The service publishes two families of events to EventBridge:
| Source | detail-type | When |
|---|---|---|
| beesolve.email.api | EmailSentSuccess | SES accepted and sent the message |
| beesolve.email.api | EmailSentFailure | The queue handler failed to send |
| aws.ses | SES Delivery | Recipient's mail server confirmed delivery |
| aws.ses | SES Bounce | Hard or soft bounce |
| aws.ses | SES Complaint | Recipient reported spam |
| aws.ses | SES Message Sent | SES accepted the message for sending |
| aws.ses | SES Reject | SES rejected the message |
Use the typed helpers from @beesolve/email-service/events:
import { parseEmailEvent, isSesDelivery, isSesBounce } from "@beesolve/email-service/events";
import type { SQSEvent } from "aws-lambda";
export const handler = async (event: SQSEvent) => {
for (const record of event.Records) {
const emailEvent = parseEmailEvent(record.body);
if (!emailEvent) continue;
if (isSesDelivery(emailEvent)) {
console.log("Delivered to", emailEvent.detail.delivery.recipients);
}
if (isSesBounce(emailEvent)) {
const bounced = emailEvent.detail.bounce.bouncedRecipients.map((r) => r.emailAddress);
console.log("Bounced:", bounced);
}
}
};FAQ
Can I send to multiple recipients?
Yes — pass an array to recipients. Each address is normalised to lowercase automatically.

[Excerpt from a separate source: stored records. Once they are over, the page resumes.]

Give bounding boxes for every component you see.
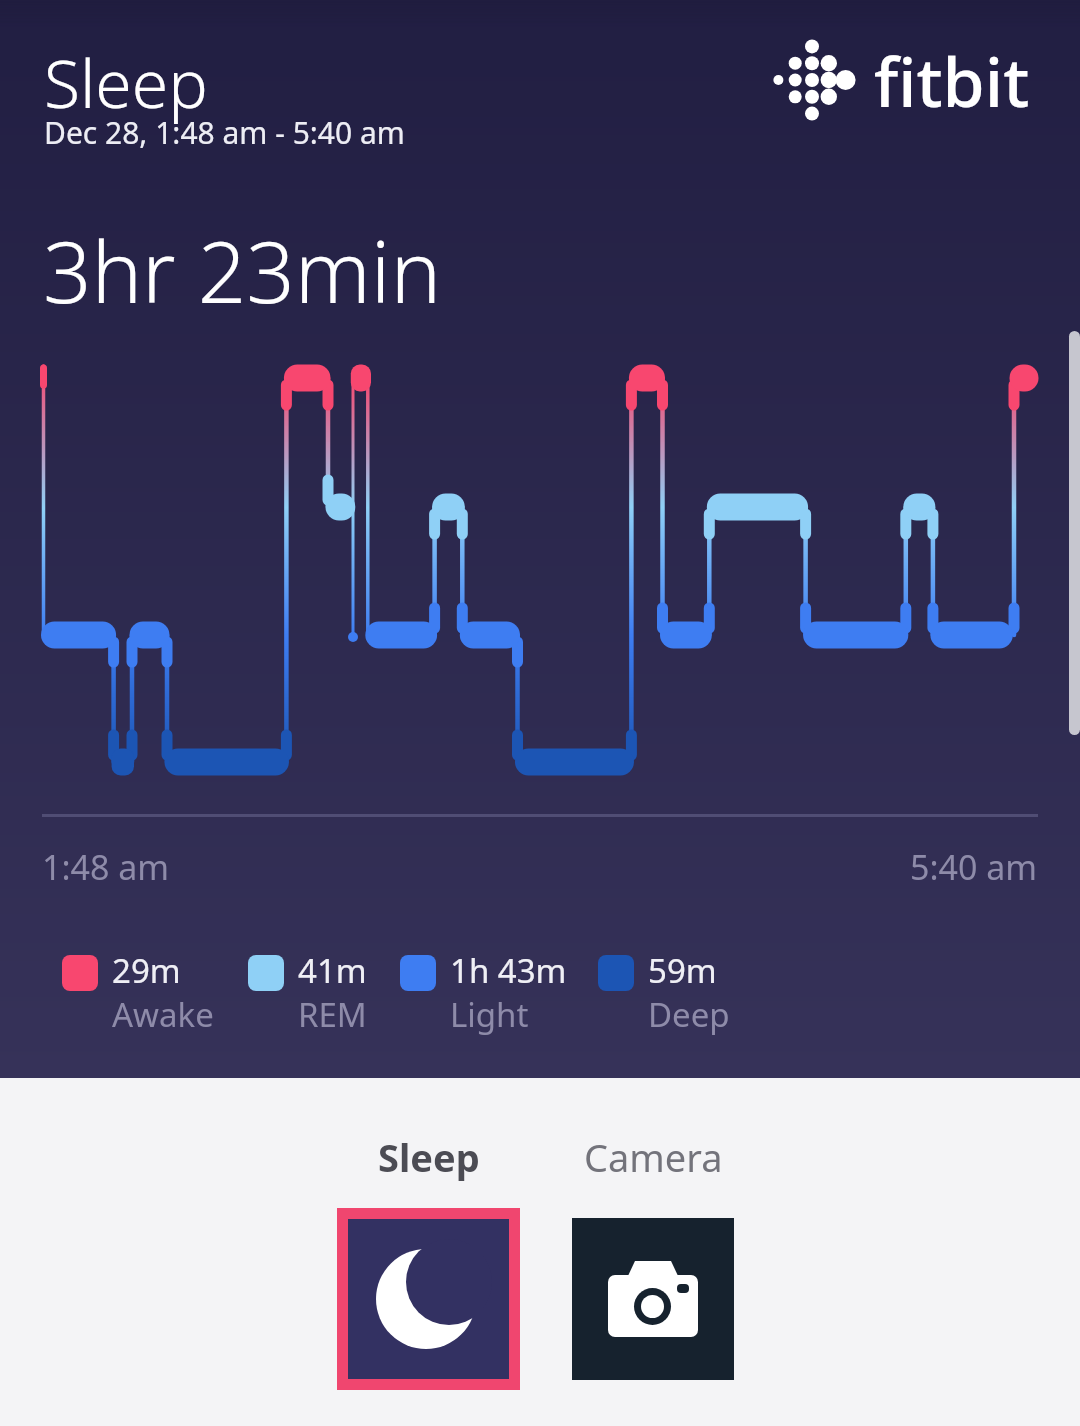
button[interactable] (572, 1218, 734, 1380)
staticText: Sleep (378, 1131, 480, 1183)
staticText: 5:40 am (910, 844, 1038, 890)
staticText: Light (450, 992, 529, 1037)
staticText: fitbit (874, 34, 1030, 127)
staticText: Camera (584, 1131, 723, 1183)
staticText: 1h 43m (450, 948, 567, 993)
staticText: Awake (112, 992, 214, 1037)
staticText: REM (298, 992, 367, 1037)
staticText: 41m (298, 948, 367, 993)
staticText: 3hr 23min (43, 212, 441, 328)
button[interactable] (337, 1208, 520, 1390)
staticText: 1:48 am (42, 844, 170, 890)
staticText: 59m (648, 948, 717, 993)
staticText: 29m (112, 948, 181, 993)
staticText: Deep (648, 992, 730, 1037)
staticText: Sleep (44, 37, 208, 127)
staticText: Dec 28, 1:48 am - 5:40 am (44, 112, 405, 153)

What happens if the Lambda fails to send?
The SQS message is retried (with the dead-letter queue as a safety net) and an EmailSentFailure event is published to EventBridge.
Are environment variables set automatically?
Yes. grantAccess(lambda) grants the necessary IAM permissions and injects all three required env vars (BEESOLVE_EMAILS_QUEUE_URL, BEESOLVE_EMAILS_TABLE_NAME, BEESOLVE_EMAILS_ATTACHMENTS_BUCKET) — you do not configure them yourself.
How do I disable DynamoDB message persistence?
Pass messagesRetentionDays: 0 to the Emails construct. The getMessage() SDK method will not be usable in that case.
Why shouldn't I import react-email templates directly in my Lambda?
Bundling React, react-dom, and all @react-email/* packages into a Lambda significantly inflates bundle size and cold-start time. The pre-build pattern (rendering to static JSON at deploy time) eliminates this: your Lambda ships only the pre-rendered HTML/text strings and calls hydrateTemplate() to fill in runtime values. See docs/react-email-templates.md.
Can I use a custom SES configuration set?
Yes. Pass defaultConfigurationSet to the construct. You can also override per-send by passing configurationSetName to sendEmail().